Comparing his encounter with his future wife to our encounter with Jesus, Waldstein meditated on how John and Andrew, hearing the Baptist’s proclamation of Jesus as the Lamb of God, started to follow behind him. When he saw them and asked them “What are you looking for,” they replied simply, “Rabbi, where do you remain.” Then they remained with him that day. Waldstein next brought us to John 15, when Jesus tells his disciples, “Remain in me, as I remain in you…Whoever remains in me and I in him will bear much fruit, because without me you can do nothing.” He showed us how Jesus takes our response to him, our desire to remain with him, and deepens it, drawing us into his own life to remain in him, generating a new life in us. It is this process, involving time and freedom, by which unforeseen events that break into our lives become encounters that shape us. Returning to his meeting with Suzie, and the way that a marriage and family life took shape through that relationship, he pointed out how it is only possible to speak of a Christian life from within the context of an encounter with Jesus. Without this transformative meeting, and the “remaining-in” that it generates, we find ourselves lost amongst arid ethical principles and a list of doctrines.



Fr. Solanus Benfatti, CFR, a Franciscan priest and a professor at St. Joseph Seminary in Yonkers, NY, spoke of Andrew’s effect on his brother, Simon, after Andrew first met Jesus. Why did Simon immediately follow his brother to meet the Messiah? He followed him because he knew him, Fr. Benfatti explained, and knew that he had never been more himself than he was in that moment.

Fr. Solanus Benfatti

Focusing on what he called the strangest conversation that has ever been recorded, he described the moment when Jesus, looking at Simon tells him, “Now you are Cephas,” and Cephas (Peter) accepts his name without a word. Fr. Benfatti said “Notice that coming to be oneself, to feel to be oneself, does not come about through one’s own work, or planning or effort, or understanding; it comes about through the encounter with another. You receive the gift of yourself from another.” This is a deeply freeing reality, he explained, particularly at the present: “We live in an unprecedented time when on a mass scale we feel an incredible and unnecessary burden to create ourselves. … and we’ve convinced ourselves that I lose my freedom when I depend on another.”
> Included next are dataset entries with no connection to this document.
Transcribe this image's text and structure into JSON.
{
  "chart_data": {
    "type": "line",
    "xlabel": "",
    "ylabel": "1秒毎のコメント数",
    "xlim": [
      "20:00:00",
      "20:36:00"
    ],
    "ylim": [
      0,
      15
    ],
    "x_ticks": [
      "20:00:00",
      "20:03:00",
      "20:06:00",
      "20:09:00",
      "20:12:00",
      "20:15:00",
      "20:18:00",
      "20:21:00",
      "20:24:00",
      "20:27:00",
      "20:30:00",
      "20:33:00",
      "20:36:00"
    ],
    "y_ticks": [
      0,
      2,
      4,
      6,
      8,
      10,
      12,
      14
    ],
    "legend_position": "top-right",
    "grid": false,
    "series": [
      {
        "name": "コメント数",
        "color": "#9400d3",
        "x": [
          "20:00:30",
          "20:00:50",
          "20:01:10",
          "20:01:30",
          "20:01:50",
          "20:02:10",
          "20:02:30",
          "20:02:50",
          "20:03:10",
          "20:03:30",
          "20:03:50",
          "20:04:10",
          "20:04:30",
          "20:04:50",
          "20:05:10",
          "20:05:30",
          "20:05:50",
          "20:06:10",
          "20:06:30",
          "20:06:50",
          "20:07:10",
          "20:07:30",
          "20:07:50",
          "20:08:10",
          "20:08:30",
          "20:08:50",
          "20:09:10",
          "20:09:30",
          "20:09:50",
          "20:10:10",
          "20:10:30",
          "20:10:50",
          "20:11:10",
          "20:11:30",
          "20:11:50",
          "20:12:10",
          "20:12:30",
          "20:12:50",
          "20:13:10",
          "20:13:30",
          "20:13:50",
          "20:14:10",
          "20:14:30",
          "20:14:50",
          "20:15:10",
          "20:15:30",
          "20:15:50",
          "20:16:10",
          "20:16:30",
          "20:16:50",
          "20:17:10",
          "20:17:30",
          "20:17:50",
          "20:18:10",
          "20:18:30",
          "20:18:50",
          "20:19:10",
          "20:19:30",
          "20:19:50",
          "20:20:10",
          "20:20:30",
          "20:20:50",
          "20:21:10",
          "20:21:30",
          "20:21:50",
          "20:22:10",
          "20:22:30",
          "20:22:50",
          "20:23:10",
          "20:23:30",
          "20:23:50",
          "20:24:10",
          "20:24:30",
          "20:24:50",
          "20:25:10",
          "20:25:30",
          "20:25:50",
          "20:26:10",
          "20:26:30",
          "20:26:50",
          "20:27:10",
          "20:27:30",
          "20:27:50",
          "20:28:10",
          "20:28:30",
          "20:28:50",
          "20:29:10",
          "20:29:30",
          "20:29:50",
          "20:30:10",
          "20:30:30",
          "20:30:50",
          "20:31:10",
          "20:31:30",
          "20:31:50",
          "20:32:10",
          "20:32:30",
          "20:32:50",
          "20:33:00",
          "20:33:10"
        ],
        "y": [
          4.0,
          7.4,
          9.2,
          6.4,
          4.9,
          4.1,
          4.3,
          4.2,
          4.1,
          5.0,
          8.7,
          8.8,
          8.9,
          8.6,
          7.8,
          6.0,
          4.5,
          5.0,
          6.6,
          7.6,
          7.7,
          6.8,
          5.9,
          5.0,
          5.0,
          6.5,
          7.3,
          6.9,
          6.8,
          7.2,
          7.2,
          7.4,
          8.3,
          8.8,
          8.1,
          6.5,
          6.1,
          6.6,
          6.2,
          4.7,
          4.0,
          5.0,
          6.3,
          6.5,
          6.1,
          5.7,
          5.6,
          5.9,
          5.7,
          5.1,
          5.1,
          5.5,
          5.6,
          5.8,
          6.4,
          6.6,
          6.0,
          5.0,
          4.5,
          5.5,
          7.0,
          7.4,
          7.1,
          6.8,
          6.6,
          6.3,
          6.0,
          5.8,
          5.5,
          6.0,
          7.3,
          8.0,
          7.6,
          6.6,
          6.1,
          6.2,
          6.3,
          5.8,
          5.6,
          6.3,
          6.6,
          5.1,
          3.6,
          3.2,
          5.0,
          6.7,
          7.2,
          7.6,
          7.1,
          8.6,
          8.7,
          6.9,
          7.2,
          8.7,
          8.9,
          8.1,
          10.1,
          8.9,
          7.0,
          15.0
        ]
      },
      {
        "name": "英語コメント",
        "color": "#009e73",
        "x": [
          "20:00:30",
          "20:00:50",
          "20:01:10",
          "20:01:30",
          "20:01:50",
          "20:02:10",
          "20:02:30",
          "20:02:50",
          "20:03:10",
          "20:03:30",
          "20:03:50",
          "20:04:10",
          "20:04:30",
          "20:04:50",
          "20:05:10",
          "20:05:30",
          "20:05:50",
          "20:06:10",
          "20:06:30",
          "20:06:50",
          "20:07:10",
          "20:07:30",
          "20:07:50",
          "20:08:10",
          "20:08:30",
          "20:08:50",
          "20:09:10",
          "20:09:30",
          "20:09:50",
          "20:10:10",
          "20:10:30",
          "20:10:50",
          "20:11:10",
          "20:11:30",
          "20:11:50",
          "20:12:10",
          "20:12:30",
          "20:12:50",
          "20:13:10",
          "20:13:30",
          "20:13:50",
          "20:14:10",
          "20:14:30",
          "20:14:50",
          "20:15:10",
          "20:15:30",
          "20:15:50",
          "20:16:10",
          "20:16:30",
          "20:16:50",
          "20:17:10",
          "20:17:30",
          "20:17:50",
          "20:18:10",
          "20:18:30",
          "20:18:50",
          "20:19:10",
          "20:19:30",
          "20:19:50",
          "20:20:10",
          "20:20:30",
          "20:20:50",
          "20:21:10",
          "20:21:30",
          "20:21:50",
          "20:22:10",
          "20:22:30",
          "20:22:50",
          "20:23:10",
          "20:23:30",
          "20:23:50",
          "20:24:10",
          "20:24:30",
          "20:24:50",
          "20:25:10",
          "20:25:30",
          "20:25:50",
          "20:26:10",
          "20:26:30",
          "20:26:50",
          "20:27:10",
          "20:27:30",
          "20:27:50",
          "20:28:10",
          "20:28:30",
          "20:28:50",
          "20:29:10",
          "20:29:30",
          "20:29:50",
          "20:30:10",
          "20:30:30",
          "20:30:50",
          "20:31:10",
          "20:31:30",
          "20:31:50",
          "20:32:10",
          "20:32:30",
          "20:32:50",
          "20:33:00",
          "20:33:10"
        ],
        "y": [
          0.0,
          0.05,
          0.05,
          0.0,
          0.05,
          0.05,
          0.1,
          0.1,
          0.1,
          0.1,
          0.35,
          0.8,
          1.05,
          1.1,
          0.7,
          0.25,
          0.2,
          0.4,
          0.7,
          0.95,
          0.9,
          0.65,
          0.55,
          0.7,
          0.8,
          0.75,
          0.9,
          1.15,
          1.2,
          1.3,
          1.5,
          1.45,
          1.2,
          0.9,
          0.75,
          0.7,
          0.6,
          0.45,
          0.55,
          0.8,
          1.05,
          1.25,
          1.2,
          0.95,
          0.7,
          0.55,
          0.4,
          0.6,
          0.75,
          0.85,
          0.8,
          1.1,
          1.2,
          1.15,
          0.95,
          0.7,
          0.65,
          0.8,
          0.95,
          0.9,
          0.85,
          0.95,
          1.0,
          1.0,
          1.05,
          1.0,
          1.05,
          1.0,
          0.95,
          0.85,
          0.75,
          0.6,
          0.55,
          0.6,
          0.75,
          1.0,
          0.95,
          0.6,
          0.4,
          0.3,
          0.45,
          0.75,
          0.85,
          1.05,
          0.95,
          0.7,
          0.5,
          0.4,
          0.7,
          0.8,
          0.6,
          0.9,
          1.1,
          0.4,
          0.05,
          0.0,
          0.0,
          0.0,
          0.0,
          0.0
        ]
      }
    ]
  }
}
And yet, this interdependence at the core of our being for a Christian should not be so hard to understand, because we believe in a Trinitarian God: “The Son is only the Son because he has always been coming forth from the Father, and the Father is who he is because he is begetting the Son.” We are given to ourselves through a constant act of love, and “this is why it’s beautiful, and freeing, and astonishing and perfect that John and Andrew begin to come to be themselves the day they look into the eyes of Jesus for the first time. It is also why its perfect that once Andrew does so, can now go to Simon, changing his life forever.” Once you begin to come to be yourself, Fr. Benfatti concluded, you can give this gift to others.

Dr. Michael Waldstein

Dr. Waldstein and Fr. Benfatti repeatedly stressed how crucial this encounter with Jesus is to Christianity, and how without this encounter, our faith will be nothing but a series of doctrines and ethical principles, unattractive and unsustainable without the certainty of a presence. In each of these two men’s witness to the role that the encounter with Christ in the flesh had played in his own life, we saw this tangibly and undeniably. As the method given to us by the Holy Spirit through Fr. Giussani continues to reach people across the US, through Fr. Carron’s new book Disarming Beauty, through public events such as this one, and most importantly through the sharing, one person at a time, of our experience of faith and the invitation to “come and see”, we are certain many more who are searching for the Messiah like John and Andrew were that day, will meet him through a freeing and joy-filled encounter with Jesus.